Rogério sussurra – Porra, André, o pastor falou pra gente não vir pra cá, cacete!
– Se quiser ir embora, pode ir. Já que é de grátis, eu vou usar meu vale-consulta.
– A gente só vai atrair coisas ruins. Vamos embora!
– Nada, vai ser divertido, se acalma.
– Shhhiu, a mulher vem vindo.
André e Rogério estão sentados em um canapé verde-musgo aveludado. Muitas velas com cheiros imcompatíveis estão acesas em pontos diversos da casa. A luz bruxuleante revela estantes repletas de quinquilharias esotéricas, cortinas com estampas de frutas coloridas, fotos antigas em molduras ovais, flores de plástico, estátuas de santos e relógios. Uma grande coleção de relógios parados. Rogério repara em um canto - Aquele bicho é de verdade ou está empalhado? - Uma sombra grande começa a invadir a sala mal iluminada.

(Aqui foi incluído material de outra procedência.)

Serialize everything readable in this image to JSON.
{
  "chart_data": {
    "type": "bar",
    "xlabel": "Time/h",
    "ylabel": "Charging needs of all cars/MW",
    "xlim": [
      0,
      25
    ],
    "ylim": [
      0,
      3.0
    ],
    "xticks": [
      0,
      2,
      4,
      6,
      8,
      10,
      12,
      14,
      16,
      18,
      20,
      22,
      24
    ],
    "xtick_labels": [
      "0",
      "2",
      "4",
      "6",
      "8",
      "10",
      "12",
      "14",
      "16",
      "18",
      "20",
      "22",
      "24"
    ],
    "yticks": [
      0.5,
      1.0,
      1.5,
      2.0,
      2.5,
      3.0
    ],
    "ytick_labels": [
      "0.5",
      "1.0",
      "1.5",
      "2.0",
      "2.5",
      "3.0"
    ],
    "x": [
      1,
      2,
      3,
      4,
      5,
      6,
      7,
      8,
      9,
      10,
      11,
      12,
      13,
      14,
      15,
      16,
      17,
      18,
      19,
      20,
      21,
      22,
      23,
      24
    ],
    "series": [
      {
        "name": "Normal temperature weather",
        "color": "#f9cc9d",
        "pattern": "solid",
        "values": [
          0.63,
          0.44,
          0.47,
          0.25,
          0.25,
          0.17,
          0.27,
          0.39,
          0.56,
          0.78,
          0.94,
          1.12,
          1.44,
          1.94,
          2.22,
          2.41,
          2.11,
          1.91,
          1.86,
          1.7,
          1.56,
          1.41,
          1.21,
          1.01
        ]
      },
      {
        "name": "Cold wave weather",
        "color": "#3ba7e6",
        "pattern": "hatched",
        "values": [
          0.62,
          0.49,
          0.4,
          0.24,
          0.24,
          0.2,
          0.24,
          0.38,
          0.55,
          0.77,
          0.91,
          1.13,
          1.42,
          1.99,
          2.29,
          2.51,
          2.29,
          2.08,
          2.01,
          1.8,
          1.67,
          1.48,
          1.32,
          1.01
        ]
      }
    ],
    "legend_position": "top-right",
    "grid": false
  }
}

- Por favor, passem à sala de consultas. – Madame Cassandra, uma senhora grotescamente gorda e maquiada indica uma saleta lateral atrás de uma cortina de miçangas.
A pequena saleta está engolfada pelo incenso que cheira a sabonete de rodoviária do interior. Cartas embralhadas. Corte com a mão esquerda. A primeira carta é o O Eremita. Os rapazes se entreolham. A figura da carta mostra a figura um tanto familiar de um velho barbudo carregando uma lanterna e um cajado.
- Há um estranho perseguindo vocês.
- Olha, é mesmo! - diz André rindo e apontando a carta - É igualzinho àquele mendigo maluco.
- E... a senhora… saberia o que esse homem quer com a gente? - balbucia Rogério.
As mãozinhas gordotas viram uma segunda carta. O Louco.
- Este senhor quer recuperar a sua sanidade, sua lucidez. - responde a cartomante com sua voz adiposa.
Terceira carta. Cavaleiro de Copas.
Madame Cassandra aponta para André o seu indicador de unha roxa e anel de hematita.
- E ele deseja transmitir a loucura dele para você, menino – e só para você.
- Opa, que legal! Eu sou esse cavaleiro aqui com a taça dourada, é?
- Meu, se liga! Eu não posso saber o que ele tem para dizer pro André? E por que só o André?
A cartomante vira a carta O Sol onde aparecem duas crianças.
- Por causa do seu irmão gêmeo, menino.
- O Vicente?
Ela vira mais uma carta. É um Três de Ouros.
- Não, o outro. O terceiro gêmeo.
- Putz! Mas ele morreu quando eu e o Vicente nascemos.
A face molenga da vidente faz um muxoxo como quem diz “Sim, mas o que eu posso fazer?"
- E qual que é a carta do Rogério? Aposto que é o Boiola sem Espadas, haha.
- Cara, eu vou te dar uma muqueta na fuça! Mas, afinal, o que o mendigo está querendo dizer para o André?
Madame Cassandra retira mais uma carta do maço mas não a deposita na toalha vermelha. Seu rosto se contrai. Os olhos reviram. Ela grunhe e cai de cara na mesa. A carta ainda em sua mão, virada para baixo.
- Puxa vida, logo agora que eu ia perguntar quem vai ganhar a Copa da Alemanha!
Rogério dá um cascudo em André.
- Ai, cacete!
- Eu avisei. Você não tá vendo que isso é sério?
- Pombas, Rogério, - André baixa a voz - vai dizer que você está acreditando nesse teatrinho?
Rogério não responde. Ele se concentra na carta sob a mão da vidente. Ele cria coragem e a puxa para si, temendo que a carta traga a figura inequívoca da Morte com seu esqueleto risonho e foice. Mas ao virar a carta ele também empalidece.
A carta está completamente em branco.